A differentiable function¶
Let’s start with a simple polynomial function:
[Differentiable]
float polynomial(float a, float b, float c, float x) {
return a * x * x + b * x + c;
}
Note that it has the [Differentiable]
attribute, which tells Slang to generate the backward propagation function.
The Tensor type¶
To store simple differentiable data, SlangPy utilizes the Tensor
type. Here we’ll initialize one from the data in a numpy array and use it to evaluate a polynomial.
# Create a tensor with attached grads from a numpy array
# Note: We pass zero=True to initialize the grads to zero on allocation
x = spy.Tensor.numpy(device, np.array([1, 2, 3, 4], dtype=np.float32)).with_grads(zero=True)
# Evaluate the polynomial and ask for a tensor back
# Expecting result = 2x^2 + 8x - 1
result: spy.Tensor = module.polynomial(a=2, b=8, c=-1, x=x, _result='tensor')
print(result.to_numpy())
By specifying _result='tensor'
, we ask SlangPy to return the result as a Tensor
. Equally, we could have pre-allocated
a tensor to fill in:
result = spy.Tensor(device, element_type=module.float, shape=(4,))
module.polynomial(a=2, b=8, c=-1, x=x, _result=result)
Or we could have used the return_type
modifier:
result: spy.Tensor = module.polynomial.return_type(Tensor)(a=2, b=8, c=-1, x=x)
In all cases, we end up with a result tensor that contains the evaluated polynomial.
Backward pass¶
Now we’ll attach gradients to the result and set them to 1, then run back propagation:
# Attach gradients to the result, and set them to 1 for the backward pass
result = result.with_grads()
result.grad.storage.copy_from_numpy(np.array([1, 1, 1, 1], dtype=np.float32))
# Call the backwards version of module.polynomial
# This will read the grads from _result, and write the grads to x
# Expecting result = 4x + 8
module.polynomial.bwds(a=2, b=8, c=-1, x=x, _result=result)
print(x.grad.to_numpy())
That’s the lot! The call to bwds
generates a kernel that calls bwds_diff(polynomial)
in Slang, and automatically
deals with passing in/out the correct data.

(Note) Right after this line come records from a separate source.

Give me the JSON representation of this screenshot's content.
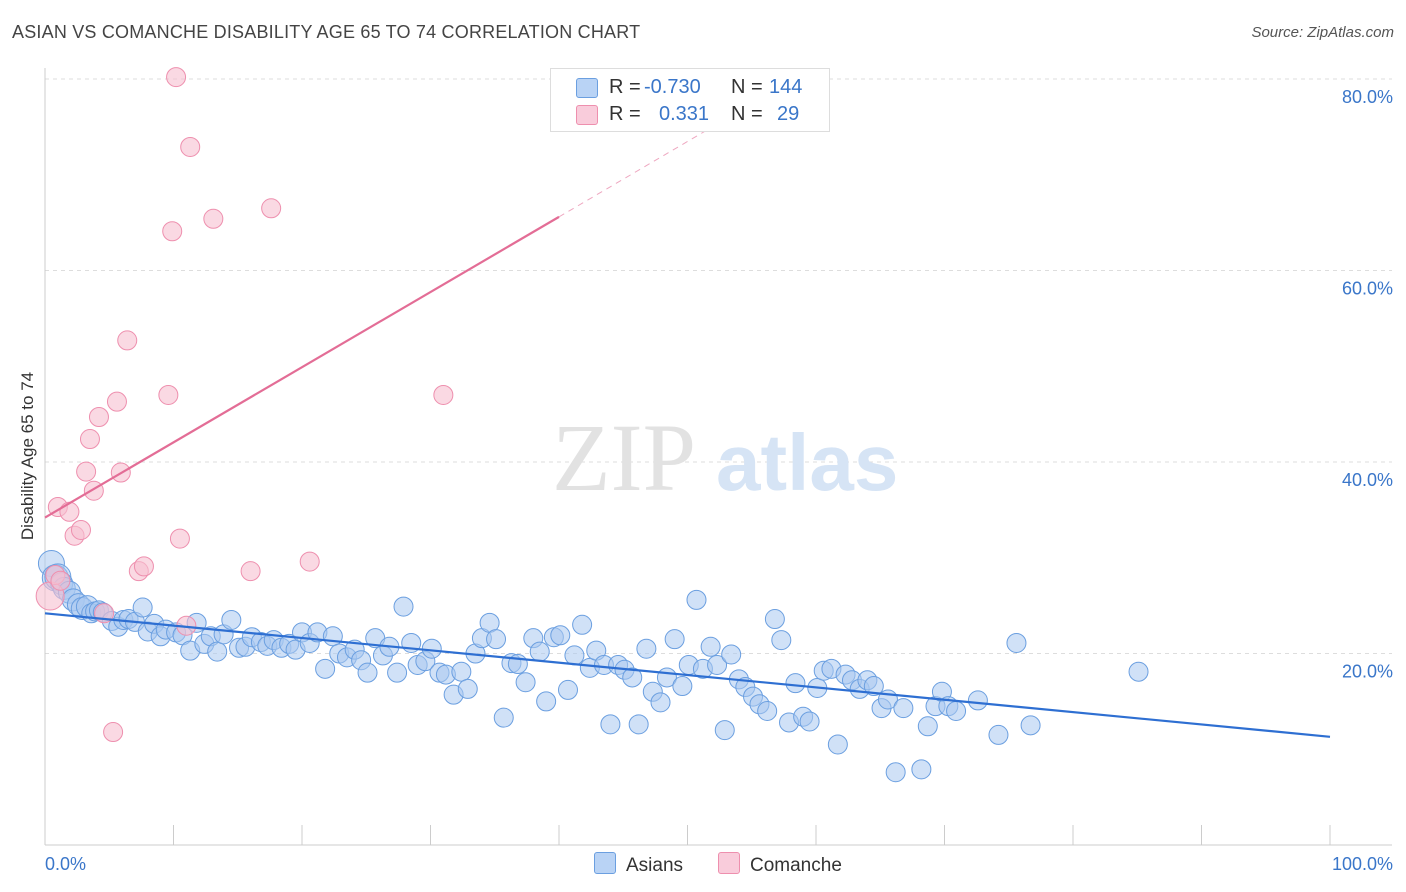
{
  "title": "ASIAN VS COMANCHE DISABILITY AGE 65 TO 74 CORRELATION CHART",
  "source": "Source: ZipAtlas.com",
  "watermark": {
    "zip": "ZIP",
    "atlas": "atlas"
  },
  "legend": {
    "asians": {
      "r_label": "R =",
      "r_value": "-0.730",
      "n_label": "N =",
      "n_value": "144"
    },
    "comanche": {
      "r_label": "R =",
      "r_value": "0.331",
      "n_label": "N =",
      "n_value": "29"
    }
  },
  "bottom_legend": {
    "asians": "Asians",
    "comanche": "Comanche"
  },
  "colors": {
    "asians_fill": "#aac8f0",
    "asians_stroke": "#6b9fe0",
    "asians_line": "#2e6fd2",
    "comanche_fill": "#f7bfd0",
    "comanche_stroke": "#ee8fae",
    "comanche_line": "#e36d96",
    "axis_label": "#3a76c9",
    "grid": "#dddddd"
  },
  "chart_data": {
    "type": "scatter",
    "title": "ASIAN VS COMANCHE DISABILITY AGE 65 TO 74 CORRELATION CHART",
    "xlabel": "",
    "ylabel": "Disability Age 65 to 74",
    "xlim": [
      0,
      100
    ],
    "ylim": [
      0,
      80
    ],
    "x_tick_labels": [
      "0.0%",
      "100.0%"
    ],
    "y_ticks": [
      20,
      40,
      60,
      80
    ],
    "y_tick_labels": [
      "20.0%",
      "40.0%",
      "60.0%",
      "80.0%"
    ],
    "grid": true,
    "legend_position": "top-center",
    "series": [
      {
        "name": "Asians",
        "r": -0.73,
        "n": 144,
        "trend": {
          "x": [
            0,
            100
          ],
          "y": [
            24.2,
            11.3
          ]
        },
        "points": [
          [
            0.5,
            29.4
          ],
          [
            0.8,
            27.9
          ],
          [
            1.0,
            28.0
          ],
          [
            1.3,
            27.3
          ],
          [
            1.5,
            26.8
          ],
          [
            1.9,
            26.4
          ],
          [
            2.2,
            25.6
          ],
          [
            2.6,
            25.1
          ],
          [
            2.9,
            24.7
          ],
          [
            3.3,
            24.9
          ],
          [
            3.6,
            24.2
          ],
          [
            3.9,
            24.4
          ],
          [
            4.2,
            24.5
          ],
          [
            4.5,
            24.3
          ],
          [
            5.2,
            23.4
          ],
          [
            5.7,
            22.8
          ],
          [
            6.1,
            23.5
          ],
          [
            6.5,
            23.6
          ],
          [
            7.0,
            23.3
          ],
          [
            7.6,
            24.8
          ],
          [
            8.0,
            22.3
          ],
          [
            8.5,
            23.1
          ],
          [
            9.0,
            21.8
          ],
          [
            9.4,
            22.5
          ],
          [
            10.2,
            22.2
          ],
          [
            10.7,
            21.9
          ],
          [
            11.3,
            20.3
          ],
          [
            11.8,
            23.2
          ],
          [
            12.4,
            21.0
          ],
          [
            12.9,
            21.8
          ],
          [
            13.4,
            20.2
          ],
          [
            13.9,
            22.0
          ],
          [
            14.5,
            23.5
          ],
          [
            15.1,
            20.6
          ],
          [
            15.6,
            20.7
          ],
          [
            16.1,
            21.7
          ],
          [
            16.8,
            21.2
          ],
          [
            17.3,
            20.8
          ],
          [
            17.8,
            21.4
          ],
          [
            18.4,
            20.6
          ],
          [
            19.0,
            21.0
          ],
          [
            19.5,
            20.4
          ],
          [
            20.0,
            22.2
          ],
          [
            20.6,
            21.1
          ],
          [
            21.2,
            22.2
          ],
          [
            21.8,
            18.4
          ],
          [
            22.4,
            21.8
          ],
          [
            22.9,
            20.0
          ],
          [
            23.5,
            19.6
          ],
          [
            24.1,
            20.4
          ],
          [
            24.6,
            19.3
          ],
          [
            25.1,
            18.0
          ],
          [
            25.7,
            21.6
          ],
          [
            26.3,
            19.8
          ],
          [
            26.8,
            20.7
          ],
          [
            27.4,
            18.0
          ],
          [
            27.9,
            24.9
          ],
          [
            28.5,
            21.1
          ],
          [
            29.0,
            18.8
          ],
          [
            29.6,
            19.2
          ],
          [
            30.1,
            20.5
          ],
          [
            30.7,
            18.0
          ],
          [
            31.2,
            17.8
          ],
          [
            31.8,
            15.7
          ],
          [
            32.4,
            18.1
          ],
          [
            32.9,
            16.3
          ],
          [
            33.5,
            20.0
          ],
          [
            34.0,
            21.6
          ],
          [
            34.6,
            23.2
          ],
          [
            35.1,
            21.5
          ],
          [
            35.7,
            13.3
          ],
          [
            36.3,
            19.0
          ],
          [
            36.8,
            18.9
          ],
          [
            37.4,
            17.0
          ],
          [
            38.0,
            21.6
          ],
          [
            38.5,
            20.2
          ],
          [
            39.0,
            15.0
          ],
          [
            39.6,
            21.7
          ],
          [
            40.1,
            21.9
          ],
          [
            40.7,
            16.2
          ],
          [
            41.2,
            19.8
          ],
          [
            41.8,
            23.0
          ],
          [
            42.4,
            18.5
          ],
          [
            42.9,
            20.3
          ],
          [
            43.5,
            18.8
          ],
          [
            44.0,
            12.6
          ],
          [
            44.6,
            18.8
          ],
          [
            45.1,
            18.3
          ],
          [
            45.7,
            17.5
          ],
          [
            46.2,
            12.6
          ],
          [
            46.8,
            20.5
          ],
          [
            47.3,
            16.0
          ],
          [
            47.9,
            14.9
          ],
          [
            48.4,
            17.5
          ],
          [
            49.0,
            21.5
          ],
          [
            49.6,
            16.6
          ],
          [
            50.1,
            18.8
          ],
          [
            50.7,
            25.6
          ],
          [
            51.2,
            18.4
          ],
          [
            51.8,
            20.7
          ],
          [
            52.3,
            18.8
          ],
          [
            52.9,
            12.0
          ],
          [
            53.4,
            19.9
          ],
          [
            54.0,
            17.3
          ],
          [
            54.5,
            16.5
          ],
          [
            55.1,
            15.5
          ],
          [
            55.6,
            14.7
          ],
          [
            56.2,
            14.0
          ],
          [
            56.8,
            23.6
          ],
          [
            57.3,
            21.4
          ],
          [
            57.9,
            12.8
          ],
          [
            58.4,
            16.9
          ],
          [
            59.0,
            13.4
          ],
          [
            59.5,
            12.9
          ],
          [
            60.1,
            16.4
          ],
          [
            60.6,
            18.2
          ],
          [
            61.2,
            18.4
          ],
          [
            61.7,
            10.5
          ],
          [
            62.3,
            17.8
          ],
          [
            62.8,
            17.2
          ],
          [
            63.4,
            16.3
          ],
          [
            64.0,
            17.2
          ],
          [
            64.5,
            16.6
          ],
          [
            65.1,
            14.3
          ],
          [
            65.6,
            15.2
          ],
          [
            66.2,
            7.6
          ],
          [
            66.8,
            14.3
          ],
          [
            68.2,
            7.9
          ],
          [
            68.7,
            12.4
          ],
          [
            69.3,
            14.5
          ],
          [
            69.8,
            16.0
          ],
          [
            70.3,
            14.5
          ],
          [
            70.9,
            14.0
          ],
          [
            72.6,
            15.1
          ],
          [
            74.2,
            11.5
          ],
          [
            75.6,
            21.1
          ],
          [
            76.7,
            12.5
          ],
          [
            85.1,
            18.1
          ]
        ]
      },
      {
        "name": "Comanche",
        "r": 0.331,
        "n": 29,
        "trend": {
          "x": [
            0,
            40
          ],
          "y": [
            34.2,
            65.6
          ]
        },
        "trend_extension": {
          "x": [
            40,
            56
          ],
          "y": [
            65.6,
            78.2
          ]
        },
        "points": [
          [
            0.4,
            26.0
          ],
          [
            0.8,
            28.2
          ],
          [
            1.2,
            27.6
          ],
          [
            1.0,
            35.3
          ],
          [
            1.9,
            34.8
          ],
          [
            2.3,
            32.3
          ],
          [
            2.8,
            32.9
          ],
          [
            3.2,
            39.0
          ],
          [
            3.5,
            42.4
          ],
          [
            3.8,
            37.0
          ],
          [
            4.2,
            44.7
          ],
          [
            4.6,
            24.2
          ],
          [
            5.3,
            11.8
          ],
          [
            5.6,
            46.3
          ],
          [
            5.9,
            38.9
          ],
          [
            6.4,
            52.7
          ],
          [
            7.3,
            28.6
          ],
          [
            7.7,
            29.1
          ],
          [
            9.6,
            47.0
          ],
          [
            9.9,
            64.1
          ],
          [
            10.2,
            80.2
          ],
          [
            10.5,
            32.0
          ],
          [
            11.0,
            22.9
          ],
          [
            11.3,
            72.9
          ],
          [
            13.1,
            65.4
          ],
          [
            16.0,
            28.6
          ],
          [
            17.6,
            66.5
          ],
          [
            20.6,
            29.6
          ],
          [
            31.0,
            47.0
          ]
        ]
      }
    ]
  }
}
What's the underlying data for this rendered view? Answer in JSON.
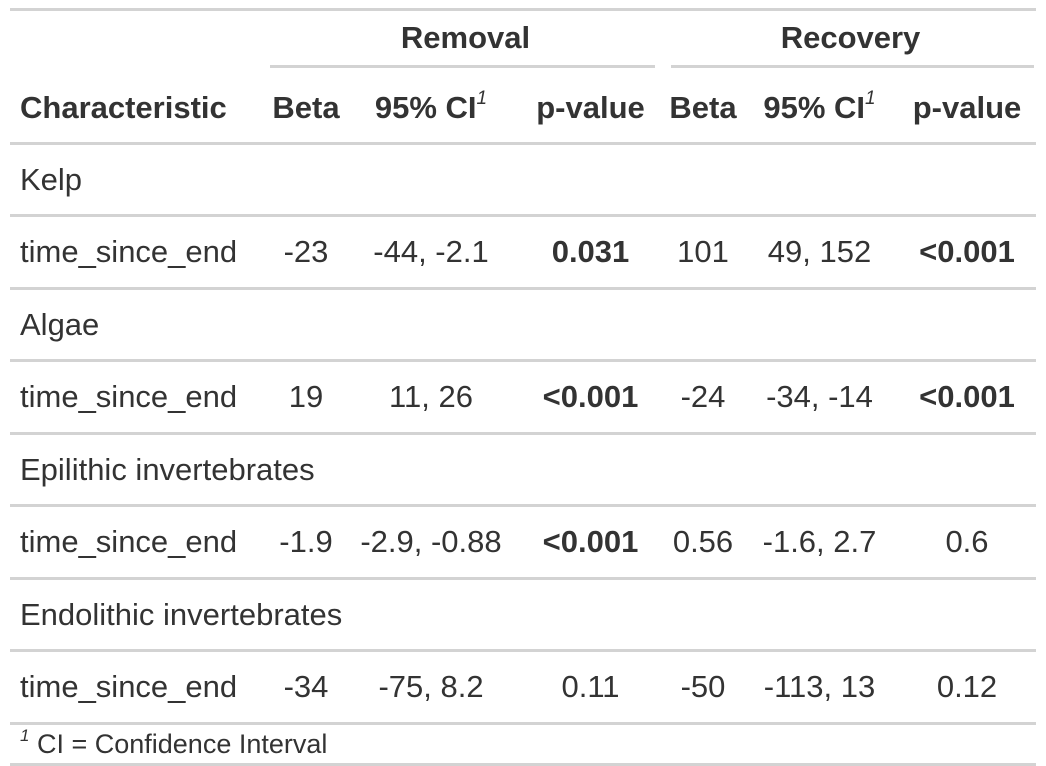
{
  "table": {
    "spanners": {
      "removal": "Removal",
      "recovery": "Recovery"
    },
    "columns": {
      "characteristic": "Characteristic",
      "removal_beta": "Beta",
      "removal_ci": "95% CI",
      "removal_p": "p-value",
      "recovery_beta": "Beta",
      "recovery_ci": "95% CI",
      "recovery_p": "p-value",
      "footnote_mark": "1"
    },
    "groups": [
      {
        "name": "Kelp",
        "row": {
          "label": "time_since_end",
          "removal_beta": "-23",
          "removal_ci": "-44, -2.1",
          "removal_p": "0.031",
          "recovery_beta": "101",
          "recovery_ci": "49, 152",
          "recovery_p": "<0.001"
        }
      },
      {
        "name": "Algae",
        "row": {
          "label": "time_since_end",
          "removal_beta": "19",
          "removal_ci": "11, 26",
          "removal_p": "<0.001",
          "recovery_beta": "-24",
          "recovery_ci": "-34, -14",
          "recovery_p": "<0.001"
        }
      },
      {
        "name": "Epilithic invertebrates",
        "row": {
          "label": "time_since_end",
          "removal_beta": "-1.9",
          "removal_ci": "-2.9, -0.88",
          "removal_p": "<0.001",
          "recovery_beta": "0.56",
          "recovery_ci": "-1.6, 2.7",
          "recovery_p": "0.6"
        }
      },
      {
        "name": "Endolithic invertebrates",
        "row": {
          "label": "time_since_end",
          "removal_beta": "-34",
          "removal_ci": "-75, 8.2",
          "removal_p": "0.11",
          "recovery_beta": "-50",
          "recovery_ci": "-113, 13",
          "recovery_p": "0.12"
        }
      }
    ],
    "footnote": {
      "mark": "1",
      "text": " CI = Confidence Interval"
    }
  },
  "colors": {
    "text": "#333333",
    "rule": "#d3d3d3"
  }
}
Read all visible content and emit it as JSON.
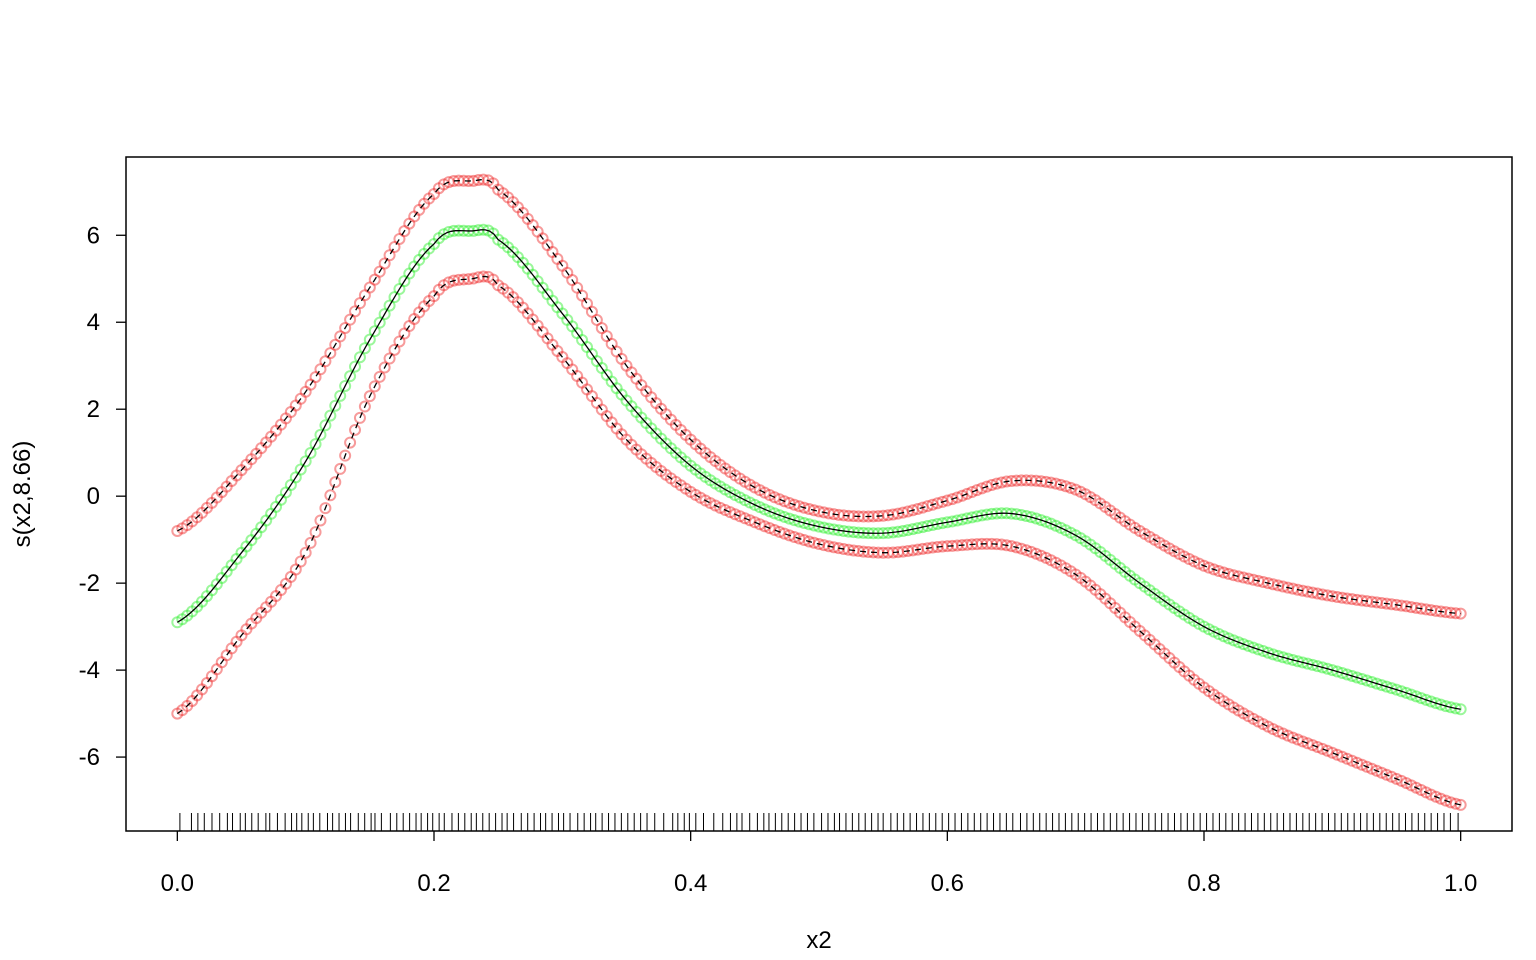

It is worth noting that SlangPy currently always accumulates gradients, so you will need to ensure gradient buffers
are zeroed. In the demo above, we used zero=True
when creating the tensor to do so.
If you’re familiar with ML frameworks such as PyTorch, the big difference is that SlangPy is (by design) not a host side auto-grad system. It does not record an auto-grad graph, and instead requires you to explicitly call the backward function, providing the primals used in the forward call. However, SlangPy provides strong integration with PyTorch and all its auto-grad features.
Summary¶
Use of auto-diff in SlangPy requires:
- Marking your function as differentiable
- Using the Tensor
type to store differentiable data
- Calling the bwds
function to calculate gradients
SlangPy’s tensor type currently only supports basic types for gradient accumulation due to the need for atomic accumulation. However, we intend to expand this to all struct types in the future.